Elle n'était plus saoule, non. Ou juste assez pour être joyeuse. Ou malheureuse. Et malheureuse, elle ne voulait pas l'être, non.
Alors elle sourit. Remerciant non pas les Valars mais le Monde d'être encore en vie. Elle marcha tranquillement jusqu'au château, pour aller retrouver le lit qui lui avait été attribué. Elle prit son temps, savourant chaque pas. Chaque bruit. Dans sa tête tournait encore la chanson du Pelenor, qu'elle avait chanté toute la soirée. Lorsqu'elle entra dans le château, il y régnait un silence de plomb.
Evidemment, tout le monde était allé se coucher. Des gens qui ne savent pas rire ne vont jamais dormir bien tard. Elle rit à cette pensée, et avança sans un bruit jusqu'à sa chambre. Elle poussa alors doucement la porte, et soupira de soulagement lorsqu'elle entrevit son lit.
En s'en approchant, elle réalisa soudain qu'il n'était pas vide. Legolas y dormait, paisiblement.
Nu, comme à son habitude, sa respiration était lente et régulière.
Elle fut alors incapable de bouger. A quelques centimètres de lui, elle le contempla soudain, incapable d'en détourner les yeux.
Elle regarda chaque trait de son visage, à la fois si paisible, et lointain.
Et encore une fois qu'il était beau.
De cette beauté qui continuait à lui couper le souffle, jour après jour.
Elle sentit des frissons le long de sa nuque. Sa poitrine était nue, et découverte. Rien qu'en la regardant, elle pouvait deviner la douceur de sa peau, qu'elle connaissait si bien.
Elle sourit. Elle s'assit alors, tout doucement, sur le coin du lit, ne pouvant en détourner les yeux.
Elle se rassasia de cette image. La dévora. Comment pouvait-on être si beau? Si agréable à regarder? C'était une activité à part entière. Se remplir de lui.
Se remplir de lui comme si elle ne pourrait plus jamais le revoir.
Alors elle resta là, pendant des heures. Le regardant. Essayant de frôler sa peau mais sans le réveiller.
Pour se souvenir.
Elle prenait tout ce qui lui était offert.
Tout.
Chaque courbe.
Chaque trait.
Chaque respiration.
Si bien qu'à l'instant où il ouvrit les yeux, elle était tremblante de froid, et de fatigue.

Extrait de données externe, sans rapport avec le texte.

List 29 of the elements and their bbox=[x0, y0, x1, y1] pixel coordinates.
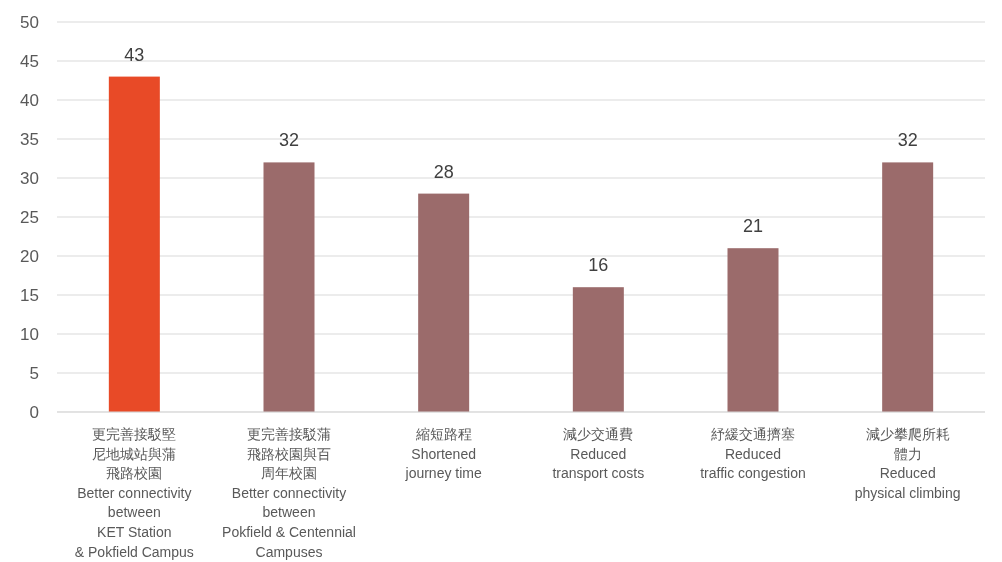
y-tick-label: 25 bbox=[20, 208, 39, 227]
bar bbox=[108, 76, 160, 412]
x-tick-label: 減少交通費 Reduced transport costs bbox=[551, 425, 646, 484]
data-label: 43 bbox=[124, 44, 145, 65]
y-tick-label: 30 bbox=[20, 169, 39, 188]
bar bbox=[882, 162, 934, 412]
bar bbox=[418, 193, 470, 412]
x-tick-label: 更完善接駁堅尼地城站與蒲飛路校園 Better connectivity between KET Station & Pokfield Campus bbox=[73, 425, 195, 562]
y-tick-label: 10 bbox=[20, 325, 39, 344]
x-tick-label: 減少攀爬所耗體力 Reduced physical climbing bbox=[853, 425, 962, 503]
data-label: 32 bbox=[278, 130, 300, 151]
data-label: 21 bbox=[742, 216, 764, 237]
y-tick-label: 5 bbox=[29, 364, 39, 383]
bar bbox=[263, 162, 315, 412]
y-tick-label: 15 bbox=[20, 286, 39, 305]
y-tick-label: 50 bbox=[20, 13, 39, 32]
x-tick-label: 縮短路程 Shortened journey time bbox=[404, 425, 483, 484]
y-tick-label: 35 bbox=[20, 130, 39, 149]
x-tick-label: 更完善接駁蒲飛路校園與百周年校園 Better connectivity between Pokfield & Centennial Campuses bbox=[221, 425, 357, 562]
data-label: 28 bbox=[433, 161, 454, 182]
y-tick-label: 20 bbox=[20, 247, 39, 266]
y-tick-label: 45 bbox=[20, 52, 39, 71]
bar bbox=[727, 248, 779, 412]
y-tick-label: 40 bbox=[20, 91, 39, 110]
bar bbox=[572, 287, 624, 412]
data-label: 32 bbox=[897, 130, 918, 151]
data-label: 16 bbox=[588, 255, 609, 276]
y-tick-label: 0 bbox=[29, 403, 39, 422]
x-tick-label: 紓緩交通擠塞 Reduced traffic congestion bbox=[699, 425, 807, 484]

Alors, sans dire un mot, il l'attira contre lui, et la prit dans ses bras. Lui transmettant toute a chaleur, et sa douceur. Elle ferma les yeux et respira son odeur. Encore, et encore.
Et, sans qu'elle n'y pense vraiment, une larme coula sur sa joue. Et une deuxième. Là voila qui se mettait à pleurer.
Alors, plutôt que de dire n'importe quel mot, qui aurait semblé dérisoire, il embrassa son front. Puis sa tempe. Puis sa joue. Puis son menton. Puis ses lèvres. Et ils se retrouvèrent de nouveau. Comme s'ils étaient enfin complet. Mais pour la première fois, il n'y avait aucune passion. Aucune violence. Juste une tendresse et une douceur infinie. Il enleva très lentement sa robe. Puis se rassasia à son tour de son contact. Avant de lui faire l'amour, comme il ne l'avait jamais fait. Avec des caresses, des murmures et une sensibilité toute singulière.